1 Reply Latest reply on Nov 3, 2009 12:16 PM by chipf

    acml 4.3.0 + openmp = Segmentation fault (core dumped)

      gfortran, ifort

      I use gfortran 4.4.1 (and ifort 11.0) with acml 4.3.0 in Ubuntu 9.10 32bit (and Scientific Linux 5.3 32bit). I compile this code:



            program eigenlapack      

            PARAMETER        (n=1000)

            PARAMETER        (lwork=8*n)      

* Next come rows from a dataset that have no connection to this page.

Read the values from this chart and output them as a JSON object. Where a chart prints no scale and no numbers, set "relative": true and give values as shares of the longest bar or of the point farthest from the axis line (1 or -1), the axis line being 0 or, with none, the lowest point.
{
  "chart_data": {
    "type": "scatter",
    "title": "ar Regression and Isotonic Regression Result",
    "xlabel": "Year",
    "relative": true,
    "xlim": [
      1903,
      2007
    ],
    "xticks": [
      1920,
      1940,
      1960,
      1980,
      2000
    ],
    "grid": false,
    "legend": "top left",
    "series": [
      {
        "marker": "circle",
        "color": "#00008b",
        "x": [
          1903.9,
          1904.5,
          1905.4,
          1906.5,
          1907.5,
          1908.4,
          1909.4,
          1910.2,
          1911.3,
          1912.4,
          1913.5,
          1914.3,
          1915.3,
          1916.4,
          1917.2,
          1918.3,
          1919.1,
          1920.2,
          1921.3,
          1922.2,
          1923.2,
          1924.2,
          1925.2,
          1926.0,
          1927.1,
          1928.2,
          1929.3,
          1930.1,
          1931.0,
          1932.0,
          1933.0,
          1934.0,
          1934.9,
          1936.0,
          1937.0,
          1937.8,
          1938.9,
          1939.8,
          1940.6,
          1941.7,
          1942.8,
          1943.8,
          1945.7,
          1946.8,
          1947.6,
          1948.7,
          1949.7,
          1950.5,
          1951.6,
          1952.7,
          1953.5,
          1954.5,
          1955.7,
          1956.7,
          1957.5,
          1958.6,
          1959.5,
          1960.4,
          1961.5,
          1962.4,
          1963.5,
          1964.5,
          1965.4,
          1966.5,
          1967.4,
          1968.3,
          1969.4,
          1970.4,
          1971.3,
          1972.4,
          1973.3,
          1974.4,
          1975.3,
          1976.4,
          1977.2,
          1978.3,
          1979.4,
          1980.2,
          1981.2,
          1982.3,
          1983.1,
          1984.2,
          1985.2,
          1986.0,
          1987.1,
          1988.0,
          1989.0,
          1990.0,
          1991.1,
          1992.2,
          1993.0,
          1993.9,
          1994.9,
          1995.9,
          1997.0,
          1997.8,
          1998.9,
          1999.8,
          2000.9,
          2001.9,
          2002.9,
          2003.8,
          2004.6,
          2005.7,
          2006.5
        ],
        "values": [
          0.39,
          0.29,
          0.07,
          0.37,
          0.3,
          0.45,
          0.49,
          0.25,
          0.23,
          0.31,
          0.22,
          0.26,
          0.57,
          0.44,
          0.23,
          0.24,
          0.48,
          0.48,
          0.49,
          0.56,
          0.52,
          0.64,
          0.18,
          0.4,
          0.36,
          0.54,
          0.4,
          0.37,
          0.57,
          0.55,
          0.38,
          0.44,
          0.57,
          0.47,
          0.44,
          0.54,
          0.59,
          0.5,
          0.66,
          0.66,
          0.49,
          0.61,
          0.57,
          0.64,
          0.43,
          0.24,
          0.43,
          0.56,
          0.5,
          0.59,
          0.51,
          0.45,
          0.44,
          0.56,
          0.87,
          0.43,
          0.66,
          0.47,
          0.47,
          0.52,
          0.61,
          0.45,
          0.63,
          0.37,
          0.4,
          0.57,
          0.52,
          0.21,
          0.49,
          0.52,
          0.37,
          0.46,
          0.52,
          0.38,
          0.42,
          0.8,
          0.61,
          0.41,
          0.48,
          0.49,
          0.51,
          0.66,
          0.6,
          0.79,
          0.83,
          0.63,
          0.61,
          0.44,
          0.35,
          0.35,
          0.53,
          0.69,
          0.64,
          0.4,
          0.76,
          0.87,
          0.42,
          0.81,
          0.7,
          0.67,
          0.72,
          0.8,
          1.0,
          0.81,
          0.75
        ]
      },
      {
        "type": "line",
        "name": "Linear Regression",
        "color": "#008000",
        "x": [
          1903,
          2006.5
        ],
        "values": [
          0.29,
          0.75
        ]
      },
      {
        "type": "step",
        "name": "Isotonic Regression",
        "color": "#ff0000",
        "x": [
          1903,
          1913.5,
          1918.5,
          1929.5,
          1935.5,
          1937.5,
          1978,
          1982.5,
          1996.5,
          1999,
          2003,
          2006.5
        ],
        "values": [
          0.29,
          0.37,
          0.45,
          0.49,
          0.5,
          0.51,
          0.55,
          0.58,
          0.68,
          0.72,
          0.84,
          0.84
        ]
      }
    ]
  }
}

            integer           m, info, iwork(5*n), IL, IU, ifail(n),i,j

            REAL              w(n), work(lwork), a(n,n), VL, VU, z(n,n)




            IL = 1

            IU = 5


            do 10 i=1,n

              do 20 j=1,n


         20 continue

         10 continue


      !$omp parallel default(firstprivate)


            CALL SSYEVX ('N', 'A',  'U', n, a, n, VL, VU, IL, IU, 0.0d0, 

           1              m, w, z, n, work, lwork,  iwork, ifail, info)



            write(*,'(3x,a)') 'Number of eigenvalues:'

            write(*,'(3x,I100)') m

            write(*,'(3x,a)') 'Eigenvalues:'

            write(11,'(10000f12.2)') (w(i),i=1,n)


      !$omp end parallel




      If I set "export OMP_NUM_THREADS=1" then it works correctly. But if I use more than one thread (OMP_NUM_THREADS=2) then it don't work:


      Segmentation fault (core dumped)


      It work with variable n=416 or less. 

      Single version of code work right.



      What can I do?

        • acml 4.3.0 + openmp = Segmentation fault (core dumped)

          The bug is easily reproduced.  It happens with a 64-bit OS also, and when linking either with the single threaded or OpenMP ACML library. I used ACML 4.3.0 gfortran64 and gcc/gfortran 4.4.1 to reproduce the problem.

          GDB quickly reveals that the segfault occurs on the openmp parallel clause, and looks immediately like a stack size issue.  A quick search in google turned up similar issues.

          I resolved the problem like this:  Change the declaration for the REAL variables to:

          REAL,save::     w(n), work(lwork), a(n,n), VL, VU, z(n,n)

          I think this is moving these larger arrays off of the stack and into allocated memory.  You could also solve the problem by increasing the available stack size.

          Such a simple change, but it fixed the problem for me.